Taking science mathematics as an example, the test center covers the compulsory and optional chapters of probability statistics, and examines the basic knowledge such as sampling method, statistical chart, digital characteristics of data, estimating the whole with samples, regression analysis, independence test, classical probability, geometric probability, conditional probability, probability of independent repeated trials, distribution list of discrete random variables, mathematical expectation and variance, hypergeometric distribution, binomial distribution and normal distribution. This sounds like a lot of content, but in fact, as long as you master the basic knowledge and the guidance of examples, you can consolidate it by doing an exercise later, and it is not difficult to get full marks in the probability statistics of the college entrance examination. But simplicity also requires us to be careful and rigorous, and remember not to make low-level mistakes such as forgetting the square and the root sign.
Fourth, solid geometry.
This problem is a little more difficult than the previous homework, and it may get stuck on some people. There are two or three problems in this question. The size of a line asked before can prove that a line or a surface is parallel or perpendicular to another line or another surface. The last problem is to find the dihedral angle. There are two methods to solve this kind of problem, traditional method and vector method, each with its own advantages and disadvantages. Vector method can be used in any situation, and the correct answer can be obtained without any technical content, but it has a large amount of calculation and is easy to make mistakes. Using vector method, a rectangular coordinate system is established first, and then every straight line can be represented by vector according to known conditions. Finally, the problem can be solved by using the knowledge of vectors. Traditional methods also require us to master all kinds of property theorems and judgment theorems skillfully, and solid geometry has a key point. It is the writing format, which is why many students will have such a question after the usual exam, "Why do you deduct my points here?" I have proved it? " It is because we usually don't pay attention to the writing steps that we lose a lot of points that we shouldn't lose. In this part of the inference, we must pay attention to the conditions and conclusions, and remember that several conclusions are indispensable, otherwise we will not get full marks even if the results are proved later.

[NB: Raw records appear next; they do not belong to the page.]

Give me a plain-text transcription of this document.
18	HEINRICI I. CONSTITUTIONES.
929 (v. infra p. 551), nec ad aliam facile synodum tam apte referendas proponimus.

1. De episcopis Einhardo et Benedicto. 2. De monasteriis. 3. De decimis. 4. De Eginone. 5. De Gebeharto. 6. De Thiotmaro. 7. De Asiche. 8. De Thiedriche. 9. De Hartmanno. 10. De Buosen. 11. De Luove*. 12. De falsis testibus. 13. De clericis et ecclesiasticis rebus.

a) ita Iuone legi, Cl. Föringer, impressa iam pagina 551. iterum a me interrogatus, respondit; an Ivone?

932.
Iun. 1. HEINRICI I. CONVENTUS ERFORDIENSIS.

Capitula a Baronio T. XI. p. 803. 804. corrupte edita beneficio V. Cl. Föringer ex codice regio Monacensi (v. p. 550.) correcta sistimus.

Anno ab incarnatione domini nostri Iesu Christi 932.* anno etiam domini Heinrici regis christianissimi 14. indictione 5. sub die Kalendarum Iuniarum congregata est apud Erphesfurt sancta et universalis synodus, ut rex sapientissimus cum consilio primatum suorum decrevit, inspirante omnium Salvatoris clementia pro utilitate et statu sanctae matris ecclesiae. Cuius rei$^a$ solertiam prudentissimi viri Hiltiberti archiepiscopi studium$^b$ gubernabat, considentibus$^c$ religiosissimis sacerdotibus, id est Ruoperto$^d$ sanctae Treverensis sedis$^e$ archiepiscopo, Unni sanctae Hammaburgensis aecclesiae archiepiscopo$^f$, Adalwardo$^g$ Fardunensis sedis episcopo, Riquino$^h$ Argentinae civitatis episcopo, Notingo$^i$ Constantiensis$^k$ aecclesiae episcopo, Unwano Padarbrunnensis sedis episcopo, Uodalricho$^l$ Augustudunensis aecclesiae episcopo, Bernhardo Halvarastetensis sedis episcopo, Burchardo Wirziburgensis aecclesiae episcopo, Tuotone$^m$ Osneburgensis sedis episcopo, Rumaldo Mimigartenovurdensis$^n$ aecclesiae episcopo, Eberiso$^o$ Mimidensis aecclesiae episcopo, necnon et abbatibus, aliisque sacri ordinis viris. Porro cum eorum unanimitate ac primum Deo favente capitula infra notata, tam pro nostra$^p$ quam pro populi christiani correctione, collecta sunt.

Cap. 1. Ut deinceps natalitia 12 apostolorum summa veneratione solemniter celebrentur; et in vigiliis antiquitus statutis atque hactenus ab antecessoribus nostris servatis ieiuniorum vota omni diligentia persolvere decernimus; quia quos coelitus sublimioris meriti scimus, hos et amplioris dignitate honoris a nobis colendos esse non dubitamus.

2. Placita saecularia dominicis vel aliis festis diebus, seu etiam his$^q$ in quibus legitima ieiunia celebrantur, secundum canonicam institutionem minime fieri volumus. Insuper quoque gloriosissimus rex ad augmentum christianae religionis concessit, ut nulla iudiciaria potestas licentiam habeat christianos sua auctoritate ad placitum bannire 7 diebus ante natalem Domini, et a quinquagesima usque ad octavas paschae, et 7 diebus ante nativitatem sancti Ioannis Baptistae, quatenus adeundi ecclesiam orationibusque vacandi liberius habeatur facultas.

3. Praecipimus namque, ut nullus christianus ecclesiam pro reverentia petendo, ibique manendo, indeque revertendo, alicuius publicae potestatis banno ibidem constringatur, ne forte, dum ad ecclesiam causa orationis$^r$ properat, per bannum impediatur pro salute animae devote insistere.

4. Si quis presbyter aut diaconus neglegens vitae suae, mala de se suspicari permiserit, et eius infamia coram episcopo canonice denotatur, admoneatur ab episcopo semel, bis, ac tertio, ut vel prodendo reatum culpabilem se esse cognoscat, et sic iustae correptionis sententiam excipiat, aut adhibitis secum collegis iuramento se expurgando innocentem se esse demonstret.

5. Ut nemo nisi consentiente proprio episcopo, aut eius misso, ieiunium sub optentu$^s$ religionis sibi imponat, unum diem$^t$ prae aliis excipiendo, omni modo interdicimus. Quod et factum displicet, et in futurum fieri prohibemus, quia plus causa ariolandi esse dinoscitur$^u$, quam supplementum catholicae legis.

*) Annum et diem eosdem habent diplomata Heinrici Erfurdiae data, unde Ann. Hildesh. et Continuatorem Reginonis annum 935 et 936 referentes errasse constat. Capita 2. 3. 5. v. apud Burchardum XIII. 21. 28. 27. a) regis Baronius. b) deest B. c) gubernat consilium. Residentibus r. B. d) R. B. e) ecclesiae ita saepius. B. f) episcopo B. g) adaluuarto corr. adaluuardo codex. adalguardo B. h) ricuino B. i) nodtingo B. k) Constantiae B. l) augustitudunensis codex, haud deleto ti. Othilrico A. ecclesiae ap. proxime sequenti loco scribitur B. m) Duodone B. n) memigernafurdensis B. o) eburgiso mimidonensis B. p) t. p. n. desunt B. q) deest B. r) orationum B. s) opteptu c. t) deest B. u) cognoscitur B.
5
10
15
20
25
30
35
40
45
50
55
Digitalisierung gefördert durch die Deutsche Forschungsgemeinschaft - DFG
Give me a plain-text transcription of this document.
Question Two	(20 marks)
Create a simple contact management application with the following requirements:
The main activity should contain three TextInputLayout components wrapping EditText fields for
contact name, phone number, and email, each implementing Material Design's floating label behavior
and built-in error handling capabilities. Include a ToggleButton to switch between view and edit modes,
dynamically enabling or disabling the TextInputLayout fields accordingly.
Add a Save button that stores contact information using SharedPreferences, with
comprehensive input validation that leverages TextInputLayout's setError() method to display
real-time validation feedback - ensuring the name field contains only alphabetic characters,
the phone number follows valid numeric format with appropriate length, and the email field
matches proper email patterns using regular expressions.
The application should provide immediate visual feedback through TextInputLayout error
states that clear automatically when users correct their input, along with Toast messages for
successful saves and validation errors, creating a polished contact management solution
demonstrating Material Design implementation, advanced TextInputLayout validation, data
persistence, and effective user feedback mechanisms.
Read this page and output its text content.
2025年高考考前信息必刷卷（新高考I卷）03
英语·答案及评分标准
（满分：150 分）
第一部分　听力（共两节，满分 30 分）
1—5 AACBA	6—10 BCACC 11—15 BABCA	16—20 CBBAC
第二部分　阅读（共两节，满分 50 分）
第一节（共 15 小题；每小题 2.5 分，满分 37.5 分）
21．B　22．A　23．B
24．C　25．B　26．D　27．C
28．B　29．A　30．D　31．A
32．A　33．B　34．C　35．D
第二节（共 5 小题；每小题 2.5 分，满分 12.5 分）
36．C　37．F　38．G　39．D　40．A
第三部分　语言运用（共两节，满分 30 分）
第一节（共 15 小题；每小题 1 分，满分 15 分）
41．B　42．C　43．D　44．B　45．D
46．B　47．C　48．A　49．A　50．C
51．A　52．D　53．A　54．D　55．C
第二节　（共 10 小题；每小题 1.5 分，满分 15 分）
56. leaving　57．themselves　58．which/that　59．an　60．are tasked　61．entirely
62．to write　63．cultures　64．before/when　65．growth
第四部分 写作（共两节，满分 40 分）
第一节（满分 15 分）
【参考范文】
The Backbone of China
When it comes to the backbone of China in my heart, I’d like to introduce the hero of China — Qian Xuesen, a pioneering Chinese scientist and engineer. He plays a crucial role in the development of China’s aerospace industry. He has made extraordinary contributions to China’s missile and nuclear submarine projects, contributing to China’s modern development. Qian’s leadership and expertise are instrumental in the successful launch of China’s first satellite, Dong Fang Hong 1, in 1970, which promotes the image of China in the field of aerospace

Verb (abbreviation for verb) conic curve
Careful observation of the college entrance examination paper will reveal that the conic curve also has a certain routine. The general routine is to talk about the basic properties in the first half, the intersection of straight lines in the second half, and the steps in the second half are almost the same, that is, to set straight lines, then bring the linear equation into the conic curve, get a quadratic equation about X, analyze the discriminant, and use the results of Vieta's theorem to solve the unknown quantity. Here we should make clear its solution method: direct method (attribute method).
Six, derivative and function
The problems of derivatives and functions can be roughly divided into three categories:
Study on Monotonicity, Maximum and Extreme Value of 1.
2. Prove inequality
3. The function contains letters, and the value range of letters is discussed by classification.
Seven. parameter equation
This part of the topic can be said to be sub-topic, so I won't elaborate here. The only way is to brush all the college entrance examination questions over the years before the exam, so it is not difficult to get full marks.